La cita, que empezó el lunes y se prolongará hasta el viernes, tiene lugar en la ciudad japonesa de Kobe y reúne a 300 representes del sector pesquero y gobiernos llegados desde más de 50 países del mundo.

Los asistentes pretenden consensuar un plan de acción para atajar los problemas que afectan al sector atunero y que están acabando con los caladeros, debido fundamentalmente al exceso de capturas.

Pulvenis señaló que son necesarios 'nuevos mecanismos para ayudar a los países a terminar con la pesca ilegal', así como la falta de información real existente sobre el número de capturas anuales.

Hasta el momento, los RFMO trabajan de forma independiente y tienen sus propios datos sobre la flota pesquera y las actividades irregulares.

Uno de los principales objetivos de la reunión de Kobe es establecer un único sistema consensuado por los cinco organismos, para compartir la información de la que disponen y conocer con exactitud el número total de capturas, qué medios se utilizan para conservar los caladeros y cómo se lucha contra la pesca ilegal.

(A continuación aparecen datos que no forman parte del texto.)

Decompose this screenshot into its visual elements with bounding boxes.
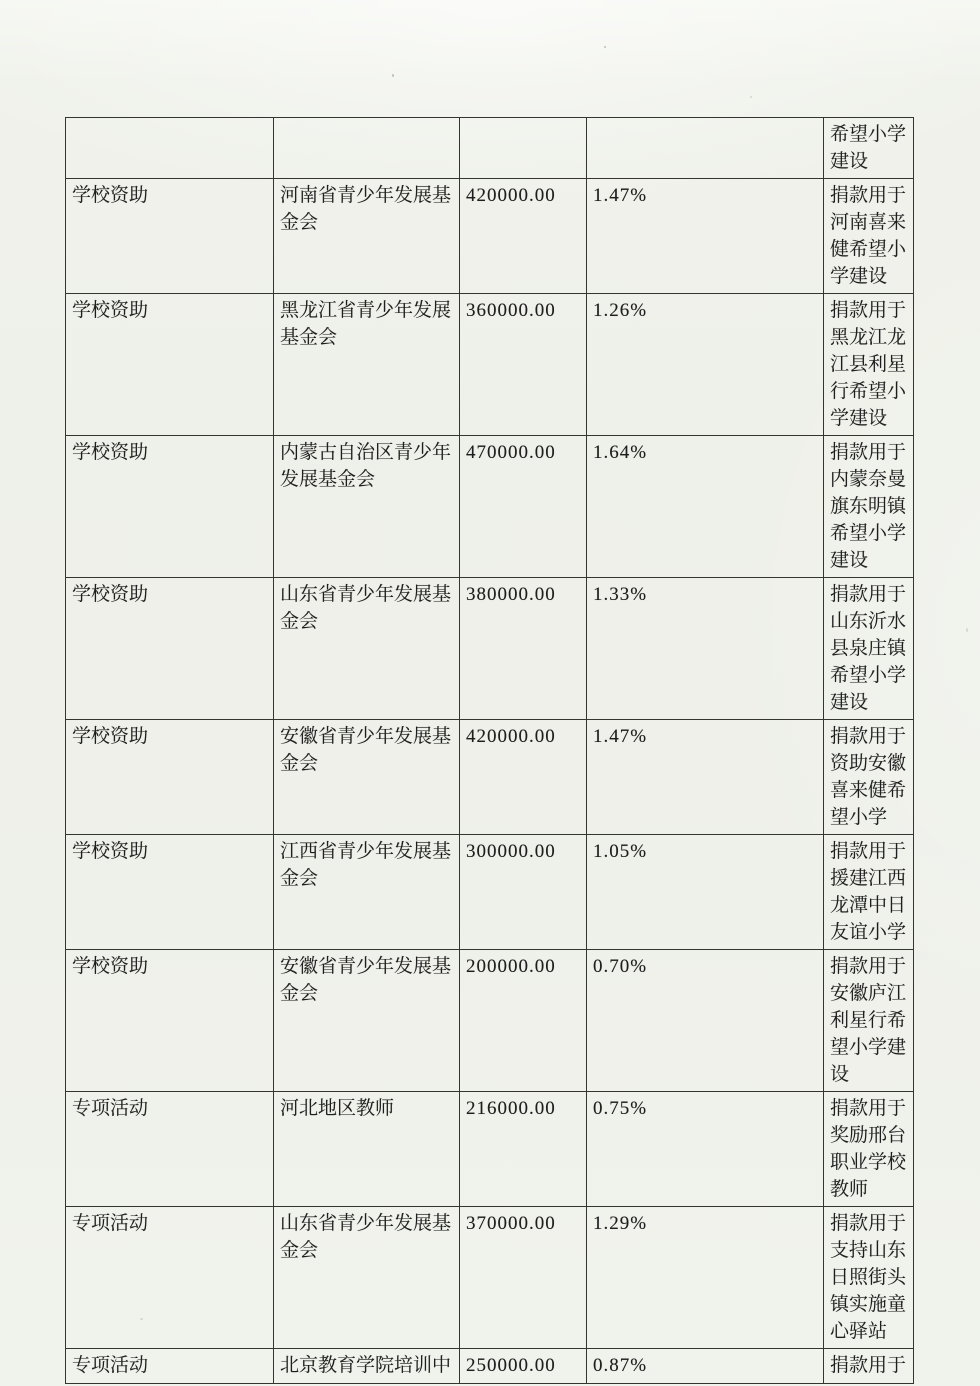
cell-category: 学校资助 — [66, 578, 274, 720]
table-row: 专项活动 河北地区教师 216000.00 0.75% 捐款用于奖励邢台职业学校… — [66, 1092, 914, 1207]
cell-purpose: 捐款用于内蒙奈曼旗东明镇希望小学建设 — [824, 436, 914, 578]
donation-table: 希望小学建设 学校资助 河南省青少年发展基金会 420000.00 1.47% … — [65, 117, 914, 1384]
cell-category: 学校资助 — [66, 720, 274, 835]
cell-percent: 0.75% — [587, 1092, 824, 1207]
cell-category: 学校资助 — [66, 835, 274, 950]
cell-percent: 0.70% — [587, 950, 824, 1092]
cell-purpose: 捐款用于河南喜来健希望小学建设 — [824, 179, 914, 294]
cell-purpose: 捐款用于山东沂水县泉庄镇希望小学建设 — [824, 578, 914, 720]
cell-recipient: 内蒙古自治区青少年发展基金会 — [274, 436, 460, 578]
table-row-clipped: 专项活动 北京教育学院培训中 250000.00 0.87% 捐款用于 — [66, 1349, 914, 1384]
table-row: 专项活动 山东省青少年发展基金会 370000.00 1.29% 捐款用于支持山… — [66, 1207, 914, 1349]
cell-amount: 216000.00 — [460, 1092, 587, 1207]
cell-amount: 420000.00 — [460, 179, 587, 294]
table-row: 学校资助 内蒙古自治区青少年发展基金会 470000.00 1.64% 捐款用于… — [66, 436, 914, 578]
cell-purpose: 捐款用于安徽庐江利星行希望小学建设 — [824, 950, 914, 1092]
table-row: 学校资助 河南省青少年发展基金会 420000.00 1.47% 捐款用于河南喜… — [66, 179, 914, 294]
cell-percent: 1.47% — [587, 720, 824, 835]
cell-purpose: 希望小学建设 — [824, 118, 914, 179]
cell-recipient: 江西省青少年发展基金会 — [274, 835, 460, 950]
cell-amount: 200000.00 — [460, 950, 587, 1092]
cell-recipient: 北京教育学院培训中 — [274, 1349, 460, 1384]
cell-percent — [587, 118, 824, 179]
table-row: 学校资助 黑龙江省青少年发展基金会 360000.00 1.26% 捐款用于黑龙… — [66, 294, 914, 436]
cell-amount: 420000.00 — [460, 720, 587, 835]
cell-recipient: 安徽省青少年发展基金会 — [274, 950, 460, 1092]
table-row: 学校资助 山东省青少年发展基金会 380000.00 1.33% 捐款用于山东沂… — [66, 578, 914, 720]
cell-recipient — [274, 118, 460, 179]
cell-percent: 1.33% — [587, 578, 824, 720]
cell-category: 学校资助 — [66, 179, 274, 294]
cell-category: 专项活动 — [66, 1092, 274, 1207]
cell-amount: 360000.00 — [460, 294, 587, 436]
cell-category: 专项活动 — [66, 1207, 274, 1349]
cell-purpose: 捐款用于资助安徽喜来健希望小学 — [824, 720, 914, 835]
cell-amount: 470000.00 — [460, 436, 587, 578]
table-row-partial: 希望小学建设 — [66, 118, 914, 179]
cell-purpose: 捐款用于黑龙江龙江县利星行希望小学建设 — [824, 294, 914, 436]
cell-percent: 0.87% — [587, 1349, 824, 1384]
cell-recipient: 黑龙江省青少年发展基金会 — [274, 294, 460, 436]
cell-amount: 300000.00 — [460, 835, 587, 950]
cell-percent: 1.26% — [587, 294, 824, 436]
cell-recipient: 河南省青少年发展基金会 — [274, 179, 460, 294]
cell-amount: 250000.00 — [460, 1349, 587, 1384]
cell-percent: 1.05% — [587, 835, 824, 950]
cell-percent: 1.29% — [587, 1207, 824, 1349]
cell-category: 专项活动 — [66, 1349, 274, 1384]
cell-purpose: 捐款用于 — [824, 1349, 914, 1384]
cell-percent: 1.47% — [587, 179, 824, 294]
cell-percent: 1.64% — [587, 436, 824, 578]
cell-amount: 370000.00 — [460, 1207, 587, 1349]
cell-recipient: 安徽省青少年发展基金会 — [274, 720, 460, 835]
cell-purpose: 捐款用于奖励邢台职业学校教师 — [824, 1092, 914, 1207]
cell-category — [66, 118, 274, 179]
cell-recipient: 山东省青少年发展基金会 — [274, 1207, 460, 1349]
cell-purpose: 捐款用于援建江西龙潭中日友谊小学 — [824, 835, 914, 950]
cell-amount — [460, 118, 587, 179]
cell-category: 学校资助 — [66, 294, 274, 436]
cell-recipient: 河北地区教师 — [274, 1092, 460, 1207]
table-row: 学校资助 江西省青少年发展基金会 300000.00 1.05% 捐款用于援建江… — [66, 835, 914, 950]
table-row: 学校资助 安徽省青少年发展基金会 200000.00 0.70% 捐款用于安徽庐… — [66, 950, 914, 1092]
cell-recipient: 山东省青少年发展基金会 — [274, 578, 460, 720]
cell-category: 学校资助 — [66, 950, 274, 1092]
cell-category: 学校资助 — [66, 436, 274, 578]
table-row: 学校资助 安徽省青少年发展基金会 420000.00 1.47% 捐款用于资助安… — [66, 720, 914, 835]
cell-purpose: 捐款用于支持山东日照街头镇实施童心驿站 — [824, 1207, 914, 1349]
cell-amount: 380000.00 — [460, 578, 587, 720]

En la jornada de ayer, Japón, EEUU y Australia propusieron la creación de un organismo que supervise la gestión de los RFMO y evalúe sus acciones para la conservación del atún.

Según Pulvenis, Japón, principal consumidor del mundo de atún y también el país que más pesca, desempeña un papel de liderazgo y es un buen apoyo para la conservación de esta especie, pero el problema no lo puede resolver una sola nación.

El enviado de la FAO a la reunión admitió que la comunidad internacional ha fracasado hasta el momento en sus intentos para acabar con las irregularidades que se dan en este sector.

Estos últimos años, la gran demanda mundial de atún, sobre todo del rojo y el rojo del Atlántico, lo ha llevado a situaciones límite, según denuncian algunas organizaciones ecologistas, algo que podría llevar a la desaparición de esta especie como recurso económico en corto espacio de tiempo.